CFTC SETTLES CHARGES AGAINST THREE UK-BASED TRADING FIRMS FOR PARTICIPATING IN ILLEGAL WASH TRADES ON U.S. MARKETS
Fimat International Banque SA, Refco Overseas Ltd. and Credit Lyonnais Rouse Limited Ordered to Pay Total of $75,000 in Civil Penalties
WASHINGTON, D.C. – The Commodity Futures Trading Commission (CFTC) announced today the filing and simultaneous settlement of charges under the Commodity Exchange Act (CEA) that Fimat International Banque SA (UK Branch), Refco Overseas Limited, and Credit Lyonnais Rouse Limited (respondents or trading firms), each knowingly participated in illegal wash trading on the Coffee, Sugar & Cocoa Exchange (CSCE), which, at the time, was a subsidiary of the New York Board of Trade. The CFTC issued orders imposing a civil penalty and other sanctions on each respondent.
The CFTC orders, issued on September 29, 2004, find that between November 2001 and July 2002, respondents, each a trading firm based in the United Kingdom, each employed certain account executives who, on at least one occasion, received and entered for execution orders that were structured by the firms' customers to meet and be crossed on the floor of the CSCE cocoa pit. On each such occasion, the orders did cross and the transactions therefore resulted in a virtual financial nullity, excluding commissions, for the customer, according to the orders.

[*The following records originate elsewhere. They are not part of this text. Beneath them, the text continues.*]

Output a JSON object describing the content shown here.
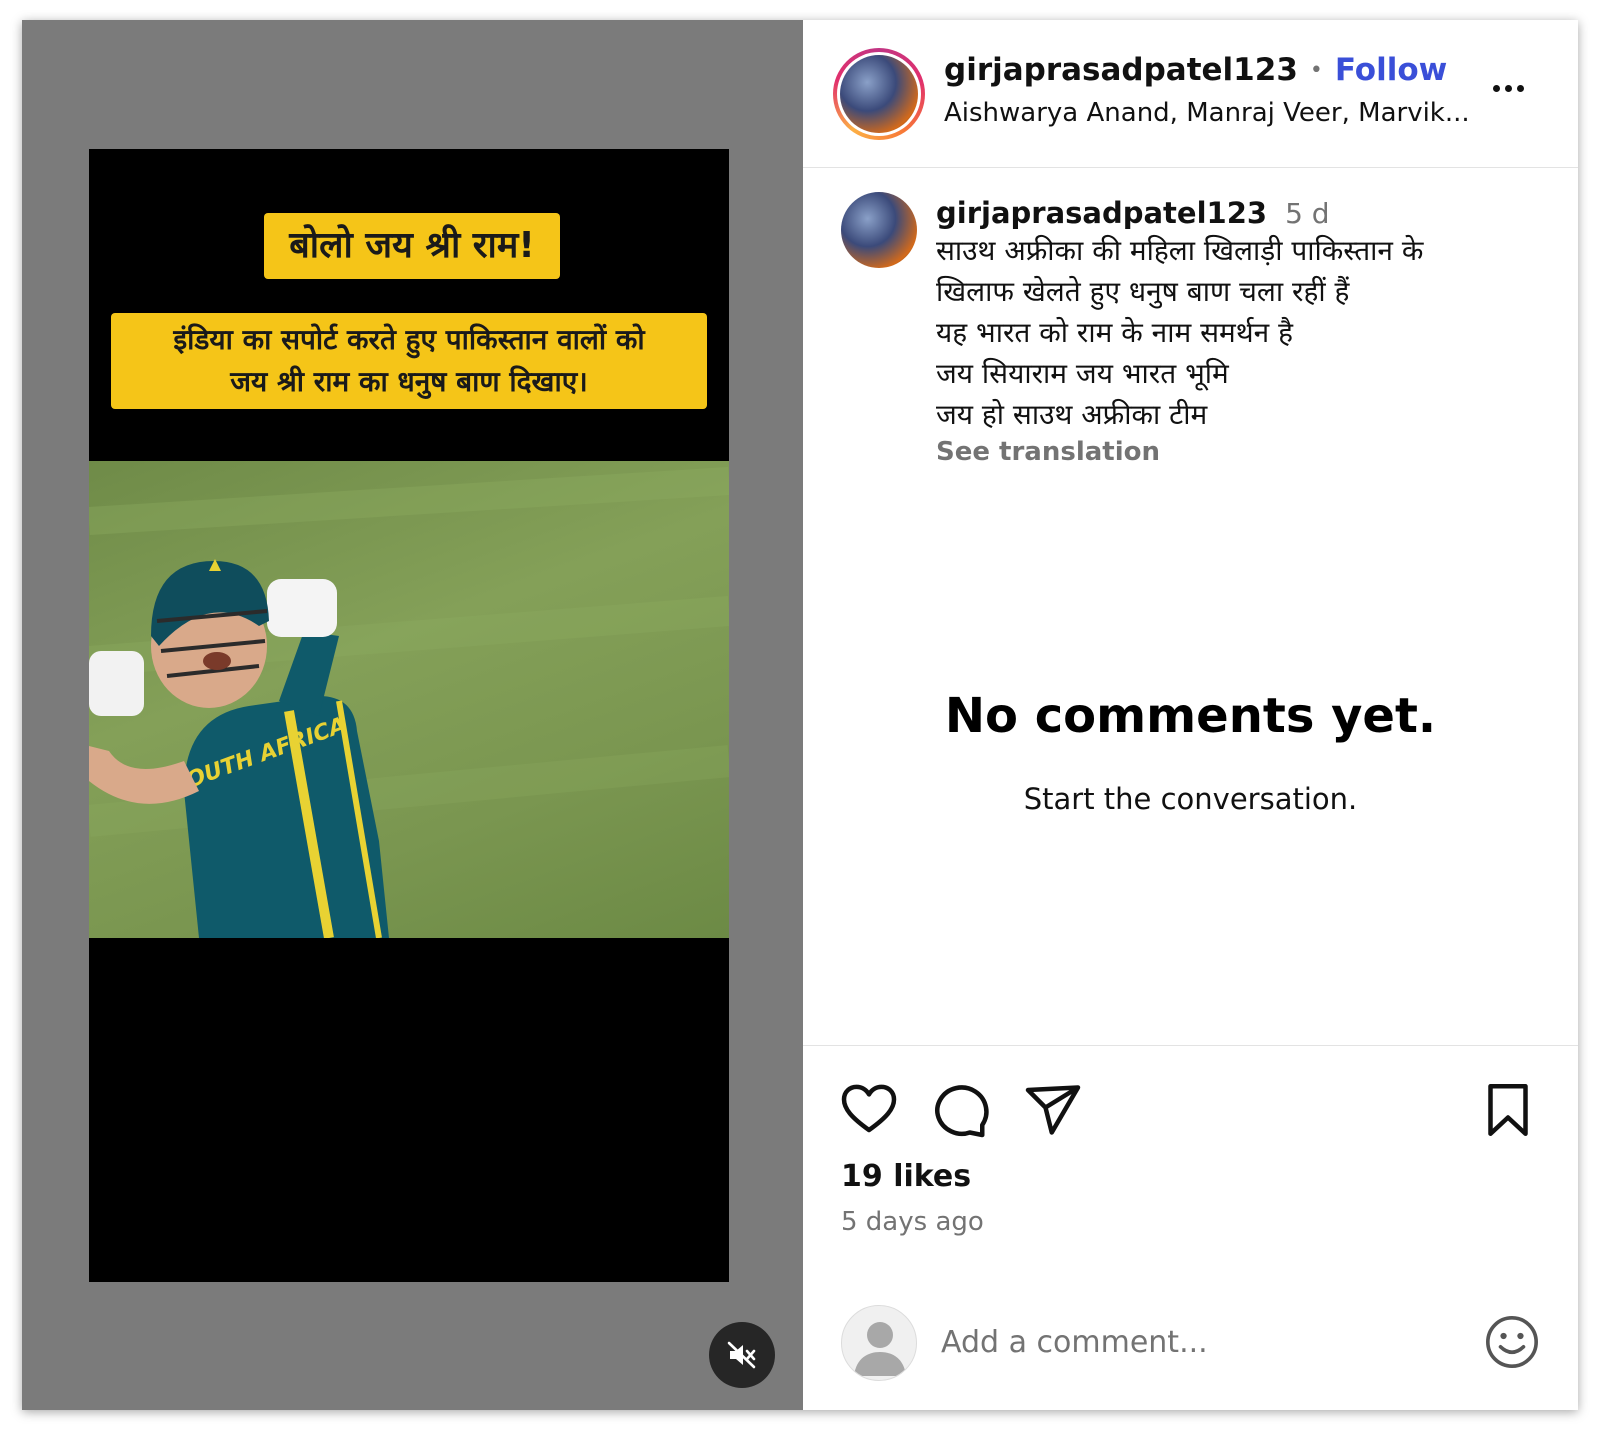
{
  "media": {
    "banner_top": "बोलो जय श्री राम!",
    "banner_bottom_line1": "इंडिया का सपोर्ट करते हुए पाकिस्तान वालों को",
    "banner_bottom_line2": "जय श्री राम का धनुष बाण दिखाए।",
    "jersey_text": "SOUTH AFRICA",
    "mute_icon": "speaker-muted-icon"
  },
  "header": {
    "username": "girjaprasadpatel123",
    "separator": "•",
    "follow_label": "Follow",
    "audio_attribution": "Aishwarya Anand, Manraj Veer, Marvik...",
    "more_icon": "ellipsis-icon"
  },
  "caption": {
    "username": "girjaprasadpatel123",
    "time": "5 d",
    "lines": [
      "साउथ अफ्रीका की महिला खिलाड़ी पाकिस्तान के",
      "खिलाफ खेलते हुए धनुष बाण चला रहीं हैं",
      "यह भारत को राम के नाम समर्थन है",
      "जय सियाराम जय भारत भूमि",
      "जय हो साउथ अफ्रीका टीम"
    ],
    "see_translation": "See translation"
  },
  "comments": {
    "empty_title": "No comments yet.",
    "empty_subtitle": "Start the conversation."
  },
  "actions": {
    "icons": [
      "heart-icon",
      "comment-icon",
      "share-icon",
      "bookmark-icon"
    ],
    "likes": "19 likes",
    "time_ago": "5 days ago"
  },
  "comment_box": {
    "placeholder": "Add a comment...",
    "emoji_icon": "emoji-icon"
  },
  "colors": {
    "follow": "#3a4fd8",
    "banner": "#f5c518",
    "media_background": "#7b7b7b"
  }
}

According to the orders, because the respondents either failed to undertake an inquiry to evaluate the orders received for indications that participation in the transaction was legally prohibited or knew that the customer’s intention was to negate market risk and price competition, and thereby to avoid a bona fide market transaction, the respondents violated the CEA's prohibition against participating in illegal wash sales. Further, the orders find that the transactions resulted in the reporting of non-bona fide prices, in addition to being illegal noncompetitive trades.
The order directs the respondents to cease and desist from further violations of
the CEA, to pay a $25,000 civil penalty each, and to comply with specified
undertakings. In consenting to the entry of the CFTC’s order, the trading
firms neither admitted nor denied the findings made in the order.